This pattern matters when time itself is the input. Instead of manually forcing a redraw, you let SwiftUI rebuild the view on a schedule.
This article introduces TimelineView as a new SwiftUI 3 view type on iOS 15.
Its job is simple: provide a timeline and rerender the enclosed content when that timeline advances.
That is a better mental model than trying to imperatively "reload" a SwiftUI view. If the UI should change every second, every minute, or at some other predictable cadence, time becomes another data source.
TimelineView first with a bare date label, then with a small loading animation that changes once per second.
The smallest useful example is a periodic timeline that updates once per second and exposes the current date through the view context.
The core example from the article looks like this:
struct ContentView: View {
var body: some View {
TimelineView(.periodic(from: Date(), by: 1)) { context in
Text("\(context.date)")
}
}
}
There are two important parts here. .periodic(from:by:) defines the schedule, and
context.date gives you the current timestamp for that refresh cycle.
Once you have that date, you can derive whatever display state you want from it instead of storing a separate timer-driven state property.
The article's next step is to convert the current second into a repeating sequence number, then use that sequence to switch what the UI shows.
The logic is intentionally small:
let sequenceNo = Calendar.current.component(.second, from: context.date) % 3
Because the value is modulo 3, it loops through 0, 1, and 2.
That is enough to drive a three-step animation or progress hint without introducing a separate timer publisher.
This is the useful takeaway from the post: TimelineView is not only for displaying dates.
It is a structured way to derive time-based view state.
The sample uses the repeating sequence to light up a row of chevrons between a game controller icon and a network icon.
Each second, one more chevron turns green. After the third step, the modulo logic resets and the sequence starts again. The result feels like a lightweight connection or transfer animation.
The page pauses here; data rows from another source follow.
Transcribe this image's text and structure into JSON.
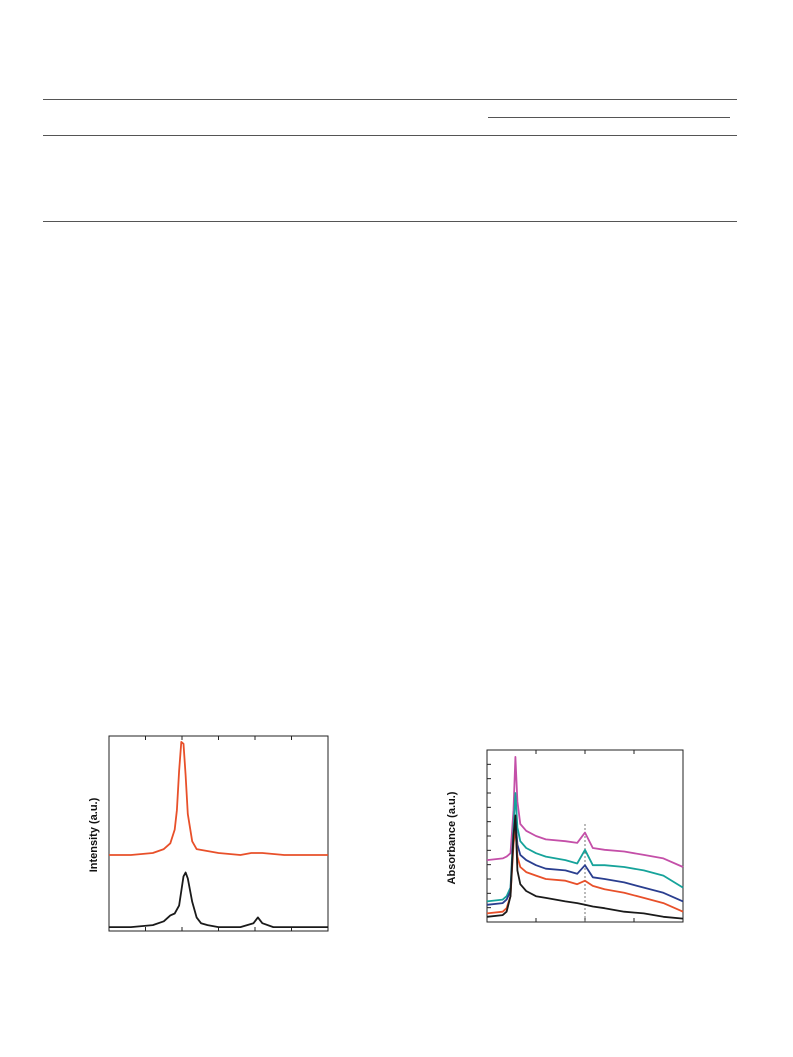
{
  "table": {
    "rules": [
      "top-rule",
      "column-group-rule",
      "header-rule",
      "bottom-rule"
    ]
  },
  "chart_data": [
    {
      "type": "line",
      "title": "",
      "xlabel": "",
      "ylabel": "Intensity (a.u.)",
      "xlim": [
        0,
        10
      ],
      "ylim": [
        0,
        1.0
      ],
      "grid": false,
      "x_ticks": [
        0,
        1,
        2,
        3,
        4,
        5,
        6
      ],
      "series": [
        {
          "color": "#e8502a",
          "x": [
            0.0,
            1.0,
            2.0,
            2.5,
            2.8,
            3.0,
            3.1,
            3.2,
            3.3,
            3.4,
            3.5,
            3.6,
            3.8,
            4.0,
            5.0,
            6.0,
            6.5,
            7.0,
            8.0,
            9.0,
            10.0
          ],
          "y": [
            0.39,
            0.39,
            0.4,
            0.42,
            0.45,
            0.52,
            0.62,
            0.82,
            0.97,
            0.96,
            0.8,
            0.6,
            0.46,
            0.42,
            0.4,
            0.39,
            0.4,
            0.4,
            0.39,
            0.39,
            0.39
          ]
        },
        {
          "color": "#1a1a1a",
          "x": [
            0.0,
            1.0,
            2.0,
            2.5,
            2.8,
            3.0,
            3.2,
            3.4,
            3.5,
            3.6,
            3.8,
            4.0,
            4.2,
            4.5,
            5.0,
            6.0,
            6.6,
            6.8,
            7.0,
            7.5,
            8.0,
            9.0,
            10.0
          ],
          "y": [
            0.02,
            0.02,
            0.03,
            0.05,
            0.08,
            0.09,
            0.13,
            0.28,
            0.3,
            0.27,
            0.15,
            0.07,
            0.04,
            0.03,
            0.02,
            0.02,
            0.04,
            0.07,
            0.04,
            0.02,
            0.02,
            0.02,
            0.02
          ]
        }
      ]
    },
    {
      "type": "line",
      "title": "",
      "xlabel": "",
      "ylabel": "Absorbance (a.u.)",
      "xlim": [
        0,
        10
      ],
      "ylim": [
        0,
        1.0
      ],
      "grid": false,
      "dashed_marker_x": 5.0,
      "series": [
        {
          "color": "#c44fa8",
          "x": [
            0.0,
            0.8,
            1.0,
            1.2,
            1.35,
            1.45,
            1.55,
            1.7,
            2.0,
            2.5,
            3.0,
            4.0,
            4.6,
            5.0,
            5.4,
            6.0,
            7.0,
            8.0,
            9.0,
            10.0
          ],
          "y": [
            0.36,
            0.37,
            0.38,
            0.4,
            0.65,
            0.96,
            0.7,
            0.57,
            0.53,
            0.5,
            0.48,
            0.47,
            0.46,
            0.52,
            0.43,
            0.42,
            0.41,
            0.39,
            0.37,
            0.32
          ]
        },
        {
          "color": "#16a39a",
          "x": [
            0.0,
            0.8,
            1.0,
            1.2,
            1.35,
            1.45,
            1.55,
            1.7,
            2.0,
            2.5,
            3.0,
            4.0,
            4.6,
            5.0,
            5.4,
            6.0,
            7.0,
            8.0,
            9.0,
            10.0
          ],
          "y": [
            0.12,
            0.13,
            0.15,
            0.2,
            0.55,
            0.75,
            0.55,
            0.47,
            0.43,
            0.4,
            0.38,
            0.36,
            0.34,
            0.42,
            0.33,
            0.33,
            0.32,
            0.3,
            0.27,
            0.2
          ]
        },
        {
          "color": "#2a3e8f",
          "x": [
            0.0,
            0.8,
            1.0,
            1.2,
            1.35,
            1.45,
            1.55,
            1.7,
            2.0,
            2.5,
            3.0,
            4.0,
            4.6,
            5.0,
            5.4,
            6.0,
            7.0,
            8.0,
            9.0,
            10.0
          ],
          "y": [
            0.1,
            0.11,
            0.13,
            0.18,
            0.5,
            0.6,
            0.45,
            0.39,
            0.36,
            0.33,
            0.31,
            0.3,
            0.28,
            0.33,
            0.26,
            0.25,
            0.23,
            0.2,
            0.17,
            0.12
          ]
        },
        {
          "color": "#e8502a",
          "x": [
            0.0,
            0.8,
            1.0,
            1.2,
            1.35,
            1.45,
            1.55,
            1.7,
            2.0,
            2.5,
            3.0,
            4.0,
            4.6,
            5.0,
            5.4,
            6.0,
            7.0,
            8.0,
            9.0,
            10.0
          ],
          "y": [
            0.05,
            0.06,
            0.08,
            0.15,
            0.45,
            0.55,
            0.38,
            0.32,
            0.29,
            0.27,
            0.25,
            0.24,
            0.22,
            0.24,
            0.21,
            0.19,
            0.17,
            0.14,
            0.11,
            0.06
          ]
        },
        {
          "color": "#1a1a1a",
          "x": [
            0.0,
            0.8,
            1.0,
            1.2,
            1.35,
            1.45,
            1.55,
            1.7,
            2.0,
            2.5,
            3.0,
            4.0,
            4.6,
            5.0,
            5.4,
            6.0,
            7.0,
            8.0,
            9.0,
            10.0
          ],
          "y": [
            0.03,
            0.04,
            0.06,
            0.15,
            0.5,
            0.62,
            0.3,
            0.22,
            0.18,
            0.15,
            0.14,
            0.12,
            0.11,
            0.1,
            0.09,
            0.08,
            0.06,
            0.05,
            0.03,
            0.02
          ]
        }
      ]
    }
  ]
}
struct ContentView: View {
var body: some View {
Form {
TimelineView(.periodic(from: Date(), by: 1)) { context in
// A number that's in range 0, 1, 2
let sequenceNo = Calendar.current.component(.second, from: context.date) % 3
HStack {
Image(systemName: "gamecontroller")
.font(.largeTitle)
Image(systemName: "chevron.right")
.font(.largeTitle)
.foregroundColor((sequenceNo >= 0) ? .green : .init(UIColor.label))
Image(systemName: "chevron.right")
.font(.largeTitle)
.foregroundColor((sequenceNo >= 1) ? .green : .init(UIColor.label))
Image(systemName: "chevron.right")
.font(.largeTitle)
.foregroundColor((sequenceNo >= 2) ? .green : .init(UIColor.label))
Image(systemName: "network")
.font(.largeTitle)
.symbolRenderingMode(.multicolor)
}
}
Text("Connecting your console to the Internet...")
}
}
}
The example is effective because it uses plain SwiftUI building blocks:
Image(systemName:), conditional color changes, and a single repeating timeline.
No separate animation framework is needed.
The closing note in this article is important: ordinary SwiftUI redraws are still state-driven, and TimelineView does not replace that model.
The article points out that SwiftUI views are usually redrawn automatically when observed data changes. In normal cases, you do not call a reload function directly.
TimelineView is the right tool when the changing input is time itself.
If the changing input is app data, use SwiftUI's normal state and observation tools instead.
If you need a view to update on a cadence, TimelineView is the clean SwiftUI-native answer.
The article stays small, but the pattern is broadly useful.
Start with a periodic schedule, read context.date, derive the state you need, and let the view rebuild from that value.
For clocks, progress hints, temporary status indicators, and other time-shaped UI, this is a better approach than trying to force a redraw manually.